Les mecs qui venaient ici pour la première fois étaient tous pareils. Elle lui disait : payez-moi après. Ne soyez pas si pressé. Gardez tous vos vêtements. Il n’y a aucune urgence.
Elle lui disait que le carnet de rendez-vous était rempli de M. Jones, M. Smith, John Doe[16], et des tas de Bob White, aussi il ferait bien de se trouver un meilleur pseudonyme. Elle lui disait de s’allonger sur le canapé. De tirer les rideaux. De tamiser les lumières.
C’est ainsi qu’elle pouvait se faire des tas de pognon. Cela ne violait pas les termes de sa conditionnelle, mais ce uniquement parce que la commission des conditionnelles manquait d’imagination.
S’adressant à l’homme sur le canapé, elle disait : « Voulez-vous que nous commencions ? »
Même si un mec déclarait qu’il ne cherchait pas de sexe, la Man-man lui disait malgré tout d’apporter une serviette. Vous apportiez une serviette. Vous payiez en liquide.
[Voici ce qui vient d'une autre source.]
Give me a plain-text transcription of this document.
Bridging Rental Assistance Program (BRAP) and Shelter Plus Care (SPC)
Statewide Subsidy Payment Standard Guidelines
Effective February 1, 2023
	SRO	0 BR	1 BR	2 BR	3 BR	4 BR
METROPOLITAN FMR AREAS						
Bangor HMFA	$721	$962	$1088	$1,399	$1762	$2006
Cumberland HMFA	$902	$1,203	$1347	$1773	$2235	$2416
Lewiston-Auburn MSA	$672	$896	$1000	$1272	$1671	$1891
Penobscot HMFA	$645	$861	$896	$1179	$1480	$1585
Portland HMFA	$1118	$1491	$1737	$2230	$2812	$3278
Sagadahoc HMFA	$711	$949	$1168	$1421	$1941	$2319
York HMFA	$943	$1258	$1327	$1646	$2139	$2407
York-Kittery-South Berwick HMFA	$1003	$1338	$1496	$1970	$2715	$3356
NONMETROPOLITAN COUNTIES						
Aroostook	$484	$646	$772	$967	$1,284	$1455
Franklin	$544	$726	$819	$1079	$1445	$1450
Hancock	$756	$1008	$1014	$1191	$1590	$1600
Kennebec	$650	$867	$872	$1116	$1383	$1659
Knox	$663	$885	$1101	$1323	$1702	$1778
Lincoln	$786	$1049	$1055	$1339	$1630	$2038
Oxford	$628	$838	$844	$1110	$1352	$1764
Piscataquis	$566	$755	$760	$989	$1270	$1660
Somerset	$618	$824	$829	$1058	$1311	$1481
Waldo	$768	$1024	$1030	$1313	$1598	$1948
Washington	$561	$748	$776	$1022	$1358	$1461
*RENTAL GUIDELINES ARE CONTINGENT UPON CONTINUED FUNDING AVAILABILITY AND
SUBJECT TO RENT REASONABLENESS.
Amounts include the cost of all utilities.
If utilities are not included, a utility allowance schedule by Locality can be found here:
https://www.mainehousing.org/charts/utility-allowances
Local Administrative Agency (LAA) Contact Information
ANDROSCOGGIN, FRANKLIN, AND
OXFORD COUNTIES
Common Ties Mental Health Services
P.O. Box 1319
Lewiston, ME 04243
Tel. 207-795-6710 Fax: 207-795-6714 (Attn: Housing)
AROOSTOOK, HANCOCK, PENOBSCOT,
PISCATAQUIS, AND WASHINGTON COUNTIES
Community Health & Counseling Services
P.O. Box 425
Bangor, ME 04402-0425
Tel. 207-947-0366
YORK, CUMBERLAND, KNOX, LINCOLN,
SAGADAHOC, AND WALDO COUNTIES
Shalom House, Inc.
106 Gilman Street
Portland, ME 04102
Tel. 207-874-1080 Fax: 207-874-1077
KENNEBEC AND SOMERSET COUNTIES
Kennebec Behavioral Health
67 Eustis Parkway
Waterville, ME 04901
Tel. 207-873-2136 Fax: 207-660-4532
Ne demandez pas à la Man-man de vous envoyer la facture plus tard ou de faire payer une assurance quelconque, parce que c’était le moindre de ses soucis. Vous payez en liquide, ensuite seulement vous déclarez le sinistre.
Vous n’avez droit qu’à cinquante minutes. Les mecs devaient savoir ce qu’ils voulaient.
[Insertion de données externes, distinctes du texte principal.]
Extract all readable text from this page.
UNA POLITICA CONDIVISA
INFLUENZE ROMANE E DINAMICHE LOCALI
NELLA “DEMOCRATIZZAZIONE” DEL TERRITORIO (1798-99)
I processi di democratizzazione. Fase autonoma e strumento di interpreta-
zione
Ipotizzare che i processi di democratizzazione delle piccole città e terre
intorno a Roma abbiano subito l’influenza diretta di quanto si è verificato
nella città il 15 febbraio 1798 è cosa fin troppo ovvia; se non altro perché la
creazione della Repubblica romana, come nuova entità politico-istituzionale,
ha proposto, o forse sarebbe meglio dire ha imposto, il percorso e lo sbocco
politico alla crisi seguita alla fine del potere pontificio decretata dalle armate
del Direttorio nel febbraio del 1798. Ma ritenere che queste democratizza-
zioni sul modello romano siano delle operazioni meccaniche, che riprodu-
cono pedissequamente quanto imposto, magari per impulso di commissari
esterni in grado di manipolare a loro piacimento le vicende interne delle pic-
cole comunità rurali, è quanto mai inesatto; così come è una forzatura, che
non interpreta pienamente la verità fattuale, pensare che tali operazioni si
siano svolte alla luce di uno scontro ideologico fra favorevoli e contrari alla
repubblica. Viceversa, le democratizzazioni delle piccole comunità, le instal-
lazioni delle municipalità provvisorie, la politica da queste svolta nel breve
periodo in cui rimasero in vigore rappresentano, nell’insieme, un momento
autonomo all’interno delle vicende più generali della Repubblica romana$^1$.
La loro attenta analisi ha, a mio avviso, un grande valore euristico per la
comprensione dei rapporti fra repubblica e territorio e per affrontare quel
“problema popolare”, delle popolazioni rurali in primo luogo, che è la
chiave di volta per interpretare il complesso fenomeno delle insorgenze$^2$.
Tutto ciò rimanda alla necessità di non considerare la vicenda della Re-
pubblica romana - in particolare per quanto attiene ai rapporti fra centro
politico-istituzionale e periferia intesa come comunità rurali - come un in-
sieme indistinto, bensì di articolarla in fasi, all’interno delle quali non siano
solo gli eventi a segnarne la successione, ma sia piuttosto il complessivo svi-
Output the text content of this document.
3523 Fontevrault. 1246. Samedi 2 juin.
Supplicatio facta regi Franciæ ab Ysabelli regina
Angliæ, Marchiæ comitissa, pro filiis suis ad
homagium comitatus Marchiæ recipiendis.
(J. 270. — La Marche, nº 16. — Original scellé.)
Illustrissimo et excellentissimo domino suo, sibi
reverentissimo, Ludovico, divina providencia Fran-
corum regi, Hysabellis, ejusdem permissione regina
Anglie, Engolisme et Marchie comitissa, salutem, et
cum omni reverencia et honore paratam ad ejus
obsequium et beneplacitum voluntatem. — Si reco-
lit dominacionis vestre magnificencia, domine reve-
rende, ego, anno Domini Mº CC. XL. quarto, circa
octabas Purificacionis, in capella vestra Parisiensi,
Ce qui sous-entend la femme, les positions, le décor, les jouets. Ne pas lui sortir une petite surprise de derrière les fagots à la dernière minute.
Elle disait à M. Jones de s’étendre. De fermer les yeux.
Laissez toute la tension du visage fondre et disparaître. D’abord, votre front ; laissez-le se relâcher. Décontractez le point entre les deux yeux. Imaginez votre front lisse et décontracté. Puis les muscles autour de vos yeux, lisses et décontractés. Puis les muscles autour de votre bouche. Lisses et décontractés.
Même si les mecs disaient qu’ils cherchaient uniquement à perdre un peu de poids, ils voulaient du sexe. S’ils voulaient cesser de fumer. Gérer le stress. Arrêter de se ronger les ongles. Guérir leur hoquet. Cesser de boire. Nettoyer leur peau. Quel qu’était le problème, la raison en était qu’ils ne tiraient pas leur coup. Quoi qu’ils puissent dire qu’ils voulaient, ils auraient droit au sexe ici, et le problème était résolu.
Savoir si la Man-man était un génie plein de compassion ou une traînée, c’est une question sans réponse.
Le sexe guérit pratiquement de tout.
Dans le domaine, c’était elle la meilleure thérapeute, ou alors c’était une pute qui vous foirait la cervelle. Ça ne lui plaisait pas vraiment de se comporter avec ses clients comme une adjudante sur le retour, mais faut dire qu’elle n’avait jamais envisagé de gagner son pain de cette manière.
Ce genre de séance, le genre sexe, s’était mis en place la première fois par pur accident. Un client qui voulait cesser de fumer voulait régresser jusqu’au jour de ses onze ans, quand il avait tiré sa première bouffée. De manière à pouvoir se souvenir du goût détestable qu’il avait éprouvé. En conséquence, il allait pouvoir laisser tomber la clope en revenant sur son passé et ne jamais commencer. C’était ça, l’idée fondamentale.
Lors de sa deuxième séance, le client avait voulu rencontrer son père, décédé d’un cancer du poumon, rien que pour bavarder. Jusque-là, c’est encore plutôt assez normal. Les gens veulent tout le temps rencontrer des morts célèbres, pour être guidés, pour être conseillés. Ç’a été tellement réaliste que, lors de la troisième séance, le client a voulu rencontrer Cléopâtre.
À chaque client, la Man-man disait : laissez toute la tension se vider de votre visage jusqu’à votre cou, puis du cou jusqu’à votre poitrine. Décontractez les épaules. Permettez-leur de glisser doucement en arrière pour s’appuyer au plus creux du canapé. Imaginez un poids pesant pressant votre corps, installant votre tête et vos bras de plus en plus profondément au creux des coussins du canapé.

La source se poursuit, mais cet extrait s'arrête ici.